Nodular vasculitis – Retrospective study of an uncommon disease in a non-tuberculosis endemic country with focus on treatment modalities and efficacy

Introduction Nodular vasculitis (NV) is a rare form of panniculitis primarily affecting middle-aged females, presenting as painful, sometimes ulcerated nodules on the dorsal lower legs. Erythema induratum Bazin (EIB) is a form of NV and is considered a manifestation of cutaneous tuberculin hypersensitivity. This retrospective study aims to analyze demographics, clinicopathological findings, laboratory results, and treatment outcomes of NV in a non-TB endemic country. Methods: Data of NV patients were extracted from the electronic hospital database of the University Hospital Zurich. Patients were included only if histopathologically confirmed diagnosis of NV and sufficient information on demographics, treatment, and follow-up was available. Results: We conducted a 20-year retrospective study , including 62 patients with NV. The most common site of involvement was the lower extremities. Disease duration varyied from several months to over 20 years. Histopathological examination revealed lobular panniculitis, with or without vasculitis, and granuloma formation. Tuberculosis association was assessed through the QuantiFERON test and Mycobacteria PCR, showing positive results in 22 or 37 (59%) tested cases and in 2 out of 27 cases (7.4%), respectively. . Comorbidities were found in over half of the patients. Treatment modalities included topical corticosteroids, antitubercular therapy, systemic steroids, and potassium iodide.
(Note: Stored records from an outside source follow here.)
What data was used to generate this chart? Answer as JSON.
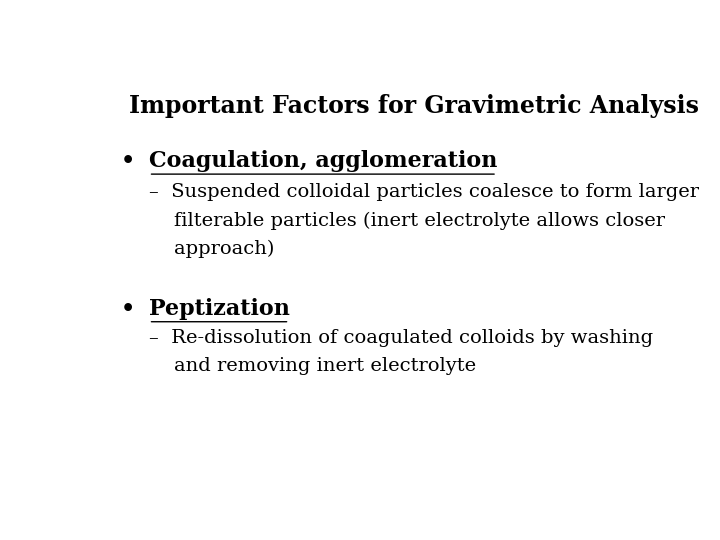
{
  "title": "Important Factors for Gravimetric Analysis",
  "background_color": "#ffffff",
  "text_color": "#000000",
  "bullet1_label": "Coagulation, agglomeration",
  "bullet1_sub_line1": "–  Suspended colloidal particles coalesce to form larger",
  "bullet1_sub_line2": "    filterable particles (inert electrolyte allows closer",
  "bullet1_sub_line3": "    approach)",
  "bullet2_label": "Peptization",
  "bullet2_sub_line1": "–  Re-dissolution of coagulated colloids by washing",
  "bullet2_sub_line2": "    and removing inert electrolyte",
  "title_fontsize": 17,
  "bullet_fontsize": 16,
  "sub_fontsize": 14,
  "font_family": "serif"
}
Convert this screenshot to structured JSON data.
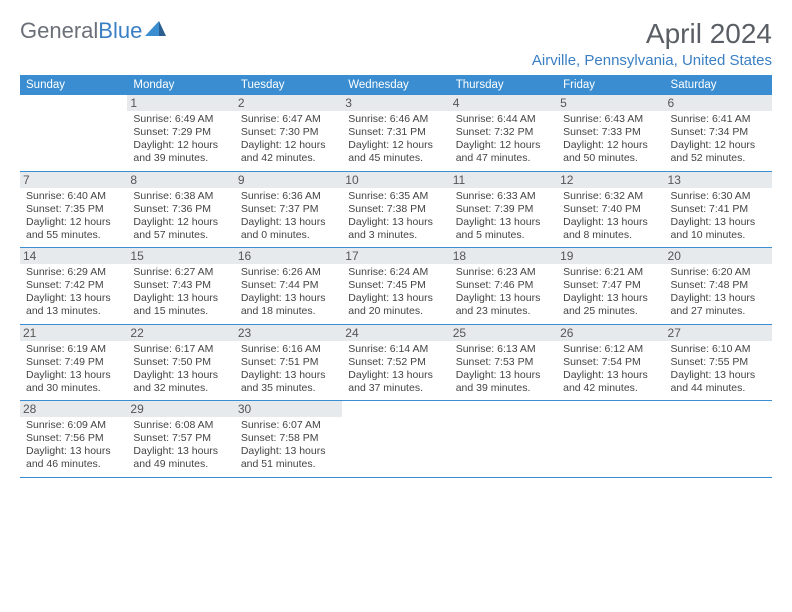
{
  "branding": {
    "logo_general": "General",
    "logo_blue": "Blue",
    "logo_icon_color1": "#3a8dd0",
    "logo_icon_color2": "#2a5f8f"
  },
  "header": {
    "month_title": "April 2024",
    "location": "Airville, Pennsylvania, United States"
  },
  "colors": {
    "header_bg": "#3a8dd0",
    "header_text": "#ffffff",
    "row_border": "#3a8dd0",
    "daynum_bg": "#e7eaed",
    "text": "#444444",
    "title": "#5a5f66",
    "location": "#3a7fc4"
  },
  "day_names": [
    "Sunday",
    "Monday",
    "Tuesday",
    "Wednesday",
    "Thursday",
    "Friday",
    "Saturday"
  ],
  "layout": {
    "first_weekday_offset": 1,
    "days_in_month": 30
  },
  "days": [
    {
      "n": 1,
      "sunrise": "6:49 AM",
      "sunset": "7:29 PM",
      "daylight": "12 hours and 39 minutes."
    },
    {
      "n": 2,
      "sunrise": "6:47 AM",
      "sunset": "7:30 PM",
      "daylight": "12 hours and 42 minutes."
    },
    {
      "n": 3,
      "sunrise": "6:46 AM",
      "sunset": "7:31 PM",
      "daylight": "12 hours and 45 minutes."
    },
    {
      "n": 4,
      "sunrise": "6:44 AM",
      "sunset": "7:32 PM",
      "daylight": "12 hours and 47 minutes."
    },
    {
      "n": 5,
      "sunrise": "6:43 AM",
      "sunset": "7:33 PM",
      "daylight": "12 hours and 50 minutes."
    },
    {
      "n": 6,
      "sunrise": "6:41 AM",
      "sunset": "7:34 PM",
      "daylight": "12 hours and 52 minutes."
    },
    {
      "n": 7,
      "sunrise": "6:40 AM",
      "sunset": "7:35 PM",
      "daylight": "12 hours and 55 minutes."
    },
    {
      "n": 8,
      "sunrise": "6:38 AM",
      "sunset": "7:36 PM",
      "daylight": "12 hours and 57 minutes."
    },
    {
      "n": 9,
      "sunrise": "6:36 AM",
      "sunset": "7:37 PM",
      "daylight": "13 hours and 0 minutes."
    },
    {
      "n": 10,
      "sunrise": "6:35 AM",
      "sunset": "7:38 PM",
      "daylight": "13 hours and 3 minutes."
    },
    {
      "n": 11,
      "sunrise": "6:33 AM",
      "sunset": "7:39 PM",
      "daylight": "13 hours and 5 minutes."
    },
    {
      "n": 12,
      "sunrise": "6:32 AM",
      "sunset": "7:40 PM",
      "daylight": "13 hours and 8 minutes."
    },
    {
      "n": 13,
      "sunrise": "6:30 AM",
      "sunset": "7:41 PM",
      "daylight": "13 hours and 10 minutes."
    },
    {
      "n": 14,
      "sunrise": "6:29 AM",
      "sunset": "7:42 PM",
      "daylight": "13 hours and 13 minutes."
    },
    {
      "n": 15,
      "sunrise": "6:27 AM",
      "sunset": "7:43 PM",
      "daylight": "13 hours and 15 minutes."
    },
    {
      "n": 16,
      "sunrise": "6:26 AM",
      "sunset": "7:44 PM",
      "daylight": "13 hours and 18 minutes."
    },
    {
      "n": 17,
      "sunrise": "6:24 AM",
      "sunset": "7:45 PM",
      "daylight": "13 hours and 20 minutes."
    },
    {
      "n": 18,
      "sunrise": "6:23 AM",
      "sunset": "7:46 PM",
      "daylight": "13 hours and 23 minutes."
    },
    {
      "n": 19,
      "sunrise": "6:21 AM",
      "sunset": "7:47 PM",
      "daylight": "13 hours and 25 minutes."
    },
    {
      "n": 20,
      "sunrise": "6:20 AM",
      "sunset": "7:48 PM",
      "daylight": "13 hours and 27 minutes."
    },
    {
      "n": 21,
      "sunrise": "6:19 AM",
      "sunset": "7:49 PM",
      "daylight": "13 hours and 30 minutes."
    },
    {
      "n": 22,
      "sunrise": "6:17 AM",
      "sunset": "7:50 PM",
      "daylight": "13 hours and 32 minutes."
    },
    {
      "n": 23,
      "sunrise": "6:16 AM",
      "sunset": "7:51 PM",
      "daylight": "13 hours and 35 minutes."
    },
    {
      "n": 24,
      "sunrise": "6:14 AM",
      "sunset": "7:52 PM",
      "daylight": "13 hours and 37 minutes."
    },
    {
      "n": 25,
      "sunrise": "6:13 AM",
      "sunset": "7:53 PM",
      "daylight": "13 hours and 39 minutes."
    },
    {
      "n": 26,
      "sunrise": "6:12 AM",
      "sunset": "7:54 PM",
      "daylight": "13 hours and 42 minutes."
    },
    {
      "n": 27,
      "sunrise": "6:10 AM",
      "sunset": "7:55 PM",
      "daylight": "13 hours and 44 minutes."
    },
    {
      "n": 28,
      "sunrise": "6:09 AM",
      "sunset": "7:56 PM",
      "daylight": "13 hours and 46 minutes."
    },
    {
      "n": 29,
      "sunrise": "6:08 AM",
      "sunset": "7:57 PM",
      "daylight": "13 hours and 49 minutes."
    },
    {
      "n": 30,
      "sunrise": "6:07 AM",
      "sunset": "7:58 PM",
      "daylight": "13 hours and 51 minutes."
    }
  ],
  "labels": {
    "sunrise": "Sunrise:",
    "sunset": "Sunset:",
    "daylight": "Daylight:"
  }
}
Almost 50% of all patients experienced relapses despite treatment. Conclusion: Topical steroids, antitubercular therapy, systemic steroids, and potassium iodide showed similar response rates. Tuberculostatic therapy upon detecting latent TB is recommended. Considering the high recurrence rate and potential side effects of systemic therapies, we recommend first-line treatment with potent topical steroids and compression stockings.